Your life feels newly super-sized with career responsibilities surging and, perhaps, a young family in the nest. You’re focused on the present, but what would happen to your loved ones if they were faced with your sudden death?

Being as young as you are, it’s probably not an everyday thought.  Nevertheless, let us help you protect the people and causes you love with your first estate plan.

First Consideration: Setting up a will

Why do you need a will? Because it allows you to:

  • Direct the division of your property the way you choose-not the way the state decides.
  • Make special asset management arrangements for your family members who are minors, disabled or unfamiliar with money management.
  • Name a guardian for physical custody of your minor children.
  • Select an executor (personal representative) who is well-qualified to settle your estate promptly and economically, with careful attention to your wishes.
  • Provide vital support for your favorite charitable institutions.
  • Devise an estate plan, with the help of a qualified attorney and other advisors, to minimize the taxes on your estate.

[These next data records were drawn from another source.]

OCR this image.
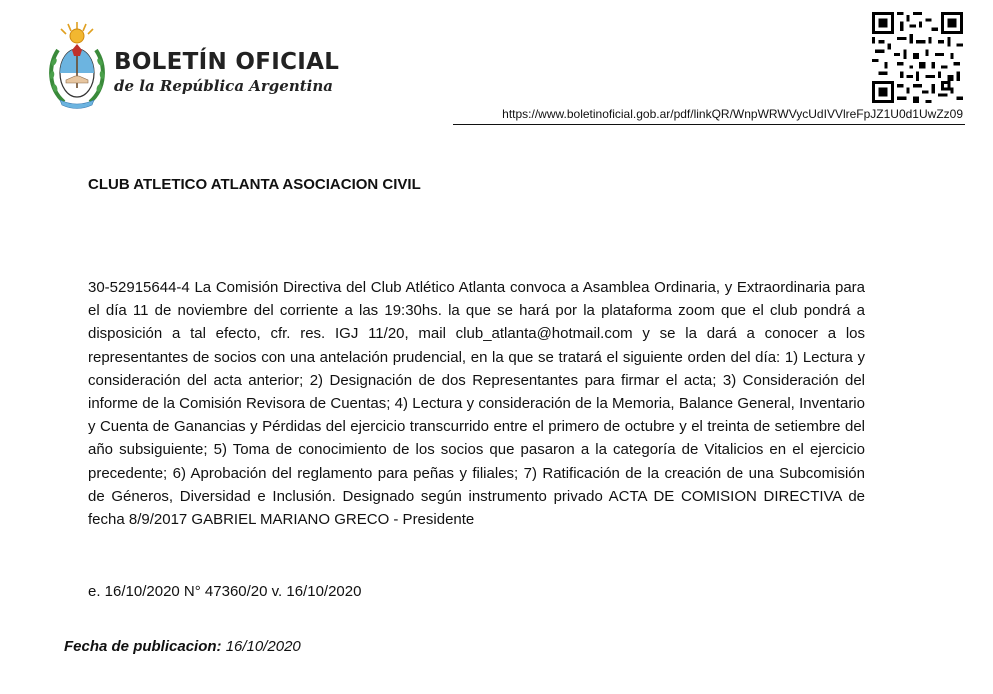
BOLETÍN OFICIAL
de la República Argentina
https://www.boletinoficial.gob.ar/pdf/linkQR/WnpWRWVycUdIVVlreFpJZ1U0d1UwZz09
CLUB ATLETICO ATLANTA ASOCIACION CIVIL

30-52915644-4 La Comisión Directiva del Club Atlético Atlanta convoca a Asamblea Ordinaria, y Extraordinaria para el día 11 de noviembre del corriente a las 19:30hs. la que se hará por la plataforma zoom que el club pondrá a disposición a tal efecto, cfr. res. IGJ 11/20, mail club_atlanta@hotmail.com y se la dará a conocer a los representantes de socios con una antelación prudencial, en la que se tratará el siguiente orden del día: 1) Lectura y consideración del acta anterior; 2) Designación de dos Representantes para firmar el acta; 3) Consideración del informe de la Comisión Revisora de Cuentas; 4) Lectura y consideración de la Memoria, Balance General, Inventario y Cuenta de Ganancias y Pérdidas del ejercicio transcurrido entre el primero de octubre y el treinta de setiembre del año subsiguiente; 5) Toma de conocimiento de los socios que pasaron a la categoría de Vitalicios en el ejercicio precedente; 6) Aprobación del reglamento para peñas y filiales; 7) Ratificación de la creación de una Subcomisión de Géneros, Diversidad e Inclusión. Designado según instrumento privado ACTA DE COMISION DIRECTIVA de fecha 8/9/2017 GABRIEL MARIANO GRECO - Presidente

e. 16/10/2020 N° 47360/20 v. 16/10/2020
Fecha de publicacion: 16/10/2020
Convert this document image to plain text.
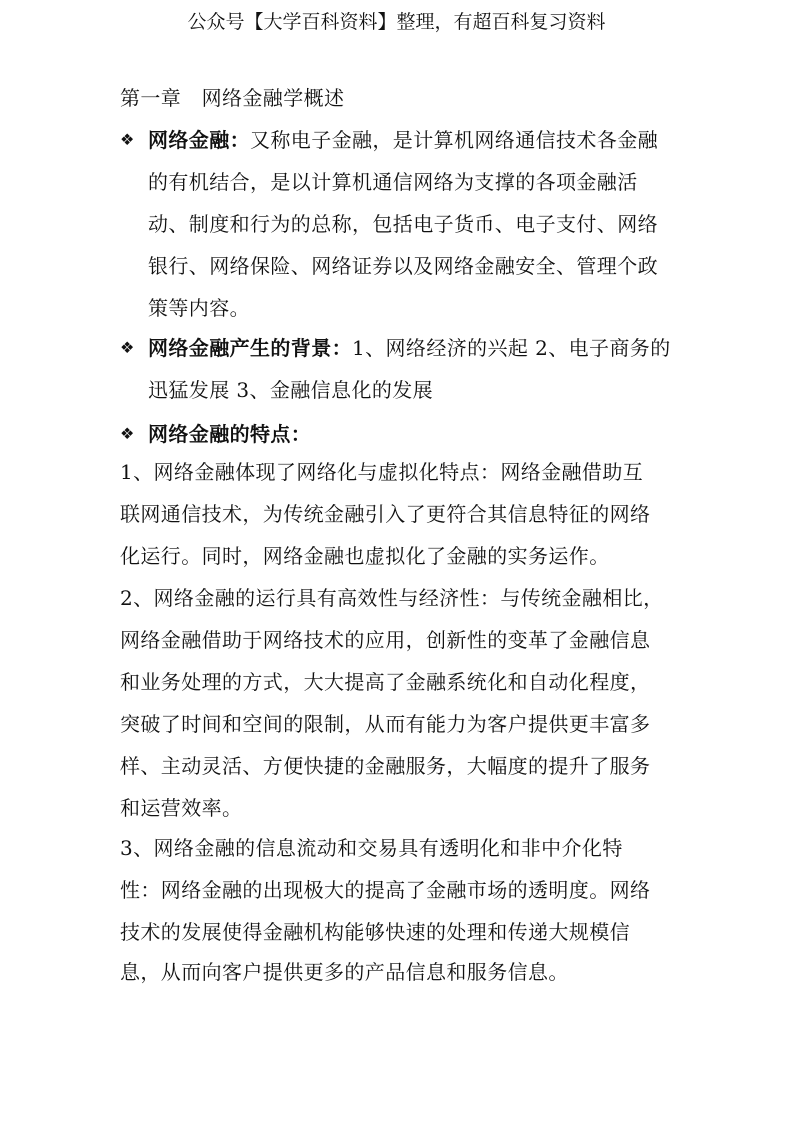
公众号【大学百科资料】整理，有超百科复习资料
第一章　网络金融学概述
❖ 网络金融：又称电子金融，是计算机网络通信技术各金融
的有机结合，是以计算机通信网络为支撑的各项金融活
动、制度和行为的总称，包括电子货币、电子支付、网络
银行、网络保险、网络证券以及网络金融安全、管理个政
策等内容。
❖ 网络金融产生的背景：1、网络经济的兴起 2、电子商务的
迅猛发展 3、金融信息化的发展
❖ 网络金融的特点：
1、网络金融体现了网络化与虚拟化特点：网络金融借助互
联网通信技术，为传统金融引入了更符合其信息特征的网络
化运行。同时，网络金融也虚拟化了金融的实务运作。
2、网络金融的运行具有高效性与经济性：与传统金融相比，
网络金融借助于网络技术的应用，创新性的变革了金融信息
和业务处理的方式，大大提高了金融系统化和自动化程度，
突破了时间和空间的限制，从而有能力为客户提供更丰富多
样、主动灵活、方便快捷的金融服务，大幅度的提升了服务
和运营效率。
3、网络金融的信息流动和交易具有透明化和非中介化特
性：网络金融的出现极大的提高了金融市场的透明度。网络
技术的发展使得金融机构能够快速的处理和传递大规模信
息，从而向客户提供更多的产品信息和服务信息。
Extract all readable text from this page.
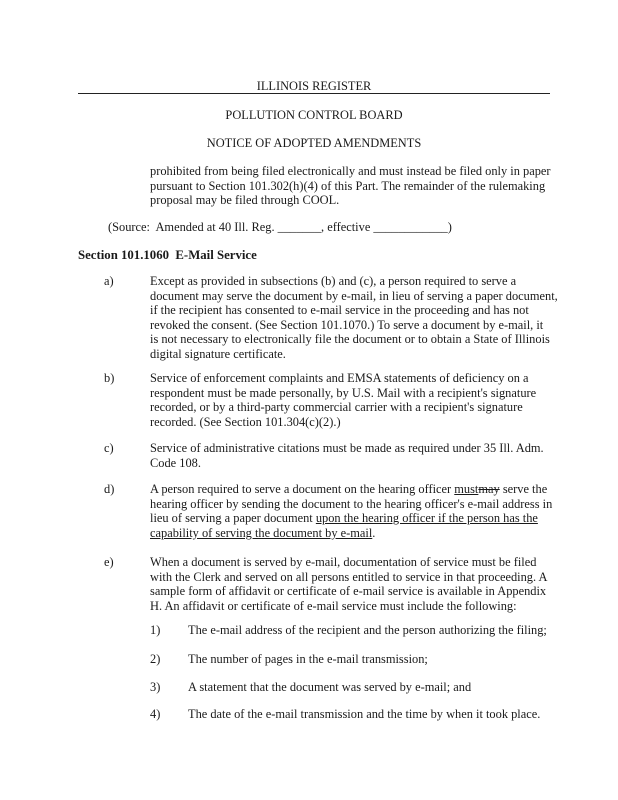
ILLINOIS REGISTER
POLLUTION CONTROL BOARD
NOTICE OF ADOPTED AMENDMENTS
prohibited from being filed electronically and must instead be filed only in paper
pursuant to Section 101.302(h)(4) of this Part. The remainder of the rulemaking
proposal may be filed through COOL.
(Source:  Amended at 40 Ill. Reg. _______, effective ____________)
Section 101.1060  E-Mail Service
a)	Except as provided in subsections (b) and (c), a person required to serve a
document may serve the document by e-mail, in lieu of serving a paper document,
if the recipient has consented to e-mail service in the proceeding and has not
revoked the consent. (See Section 101.1070.) To serve a document by e-mail, it
is not necessary to electronically file the document or to obtain a State of Illinois
digital signature certificate.
b)	Service of enforcement complaints and EMSA statements of deficiency on a
respondent must be made personally, by U.S. Mail with a recipient's signature
recorded, or by a third-party commercial carrier with a recipient's signature
recorded. (See Section 101.304(c)(2).)
c)	Service of administrative citations must be made as required under 35 Ill. Adm.
Code 108.
d)	A person required to serve a document on the hearing officer mustmay serve the
hearing officer by sending the document to the hearing officer's e-mail address in
lieu of serving a paper document upon the hearing officer if the person has the
capability of serving the document by e-mail.
e)	When a document is served by e-mail, documentation of service must be filed
with the Clerk and served on all persons entitled to service in that proceeding. A
sample form of affidavit or certificate of e-mail service is available in Appendix
H. An affidavit or certificate of e-mail service must include the following:
1) The e-mail address of the recipient and the person authorizing the filing;
2) The number of pages in the e-mail transmission;
3) A statement that the document was served by e-mail; and
4) The date of the e-mail transmission and the time by when it took place.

If you leave this world without a will, your assets will be distributed according to state law and your wishes may not be fulfilled. Likewise, having an outdated will also means that your current intentions will not be carried out. So when change occurs in your life, remember to update your will.

Second Consideration: Setting up a power of attorney†

A power of attorney is a legal document allowing another person or entity you choose (called your agent) to act on your behalf, in terms of financial matters such as handling your finances and paying bills.

With a power of attorney, you ensure that if you cannot take care of items yourself, your affairs will still be handled. In the document, you give your agent authority only for the types of transactions you desire. For example, you could have someone perform any of the following tasks:

  • Write checks
  • Borrow money
  • Sell assets
  • Manage property
  • Handle legal claims
  • Gain entry to safe-deposit boxes
  • Prepare and file tax returns
  • Deal with insurance and retirement benefits
  • Exercise stockholder rights
  • Contract for services
  • Make gifts to family and charitable organizations

Depending upon state law, your power can be drafted to become effective now or later, if you become mentally incapacitated (a springing power).

†A power of attorney must be signed by you and may need to be witnessed or notarized, depending on state law. Your selected agent could be your spouse or adult child, a financial professional, or an organization such as a bank. Choose someone you trust to honor your wishes. If you select an individual, name a successor in case the first person predeceases you.